いつもの朝、いつもの友だちから電話があって、シャワーを浴びて、いつもの自分の部屋からちゃきっと着がえて、天気の良い外に出る。いつもの石畳の道を大学へ向かうといつもの人にあって、ちょっと時間があるから一緒にアイスコーヒーを飲む。そういう日々。

孤独を分かち合うなかから、未来への方向性が生まれる。世界が広がる。

日本人としてアフリカ研究をするということは、どういうことなのだろう。そして、南ア人やタンザニア人やイギリス人が、アフリカ研究をするというのは?彼らとの強い仲間意識はどこから生まれるのだろう。

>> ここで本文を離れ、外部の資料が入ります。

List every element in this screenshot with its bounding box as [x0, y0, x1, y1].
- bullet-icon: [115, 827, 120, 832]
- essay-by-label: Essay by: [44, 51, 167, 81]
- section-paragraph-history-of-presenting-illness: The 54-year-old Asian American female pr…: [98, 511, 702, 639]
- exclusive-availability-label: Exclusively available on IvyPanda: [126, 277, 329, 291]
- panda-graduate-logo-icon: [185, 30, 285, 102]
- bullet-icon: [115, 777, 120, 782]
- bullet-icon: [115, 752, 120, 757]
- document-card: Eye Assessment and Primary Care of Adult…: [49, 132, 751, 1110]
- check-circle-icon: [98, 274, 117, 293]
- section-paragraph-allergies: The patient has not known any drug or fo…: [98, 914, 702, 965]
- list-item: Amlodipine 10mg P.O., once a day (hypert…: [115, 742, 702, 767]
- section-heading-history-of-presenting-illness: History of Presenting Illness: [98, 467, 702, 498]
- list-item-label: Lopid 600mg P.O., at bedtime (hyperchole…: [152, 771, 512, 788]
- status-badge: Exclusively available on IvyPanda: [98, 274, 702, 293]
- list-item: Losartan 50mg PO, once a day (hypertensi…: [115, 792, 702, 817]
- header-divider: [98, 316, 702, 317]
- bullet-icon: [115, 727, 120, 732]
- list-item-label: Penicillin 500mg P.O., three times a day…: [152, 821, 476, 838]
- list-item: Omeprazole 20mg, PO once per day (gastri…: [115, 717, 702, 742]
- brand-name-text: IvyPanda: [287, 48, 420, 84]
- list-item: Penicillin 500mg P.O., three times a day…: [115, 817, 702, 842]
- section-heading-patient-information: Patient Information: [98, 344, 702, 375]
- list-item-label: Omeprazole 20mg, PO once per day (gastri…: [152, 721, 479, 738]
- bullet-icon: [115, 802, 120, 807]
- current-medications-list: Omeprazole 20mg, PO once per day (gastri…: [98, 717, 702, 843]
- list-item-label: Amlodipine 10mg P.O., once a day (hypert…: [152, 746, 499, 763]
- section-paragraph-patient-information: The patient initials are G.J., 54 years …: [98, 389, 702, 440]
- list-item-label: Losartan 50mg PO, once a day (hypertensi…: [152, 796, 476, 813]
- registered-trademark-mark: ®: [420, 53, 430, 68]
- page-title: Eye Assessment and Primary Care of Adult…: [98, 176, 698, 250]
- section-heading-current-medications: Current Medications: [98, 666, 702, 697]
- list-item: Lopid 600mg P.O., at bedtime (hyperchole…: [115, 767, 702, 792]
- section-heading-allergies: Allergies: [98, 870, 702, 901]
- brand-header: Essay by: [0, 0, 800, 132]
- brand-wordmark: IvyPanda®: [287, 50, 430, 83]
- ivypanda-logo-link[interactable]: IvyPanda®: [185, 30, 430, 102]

作家ベッシー・ヘッドを研究するのではなく、私は彼女の目を通したアフリカをみてみたい。鋭い観察眼を持ったリサーチャーとしてのヘッド、歴史家としてのヘッド、アフリカ人としてのヘッド。彼女の意識のフィルターを通した社会。彼女のみたものを、私は描き出したい。そして、私の生まれた国の人々に、伝えたい。私の世界を構築したい。ヘッドが望んだのは、そういう研究なのではないだろうか。ヘッド研究ではない、彼女のみたアフリカのことを知る。

少なくとも、いわゆるアフリカ研究者はアフリカ人ではない。

日本人でアフリカ研究者をしている私としては、単なる対象としてのアフリカを越えた次元で、対等な視線でアフリカと向き合いたい。スコットランドも南アも日本も、同じ世界の一部をともに構成しているのだから。当たり前のことだ。

エディンバラで、ギネスと一緒に私の内臓に染みわたったこと。

20024

霞む東京湾にスコットランドの海をかさねながら、浦安にて。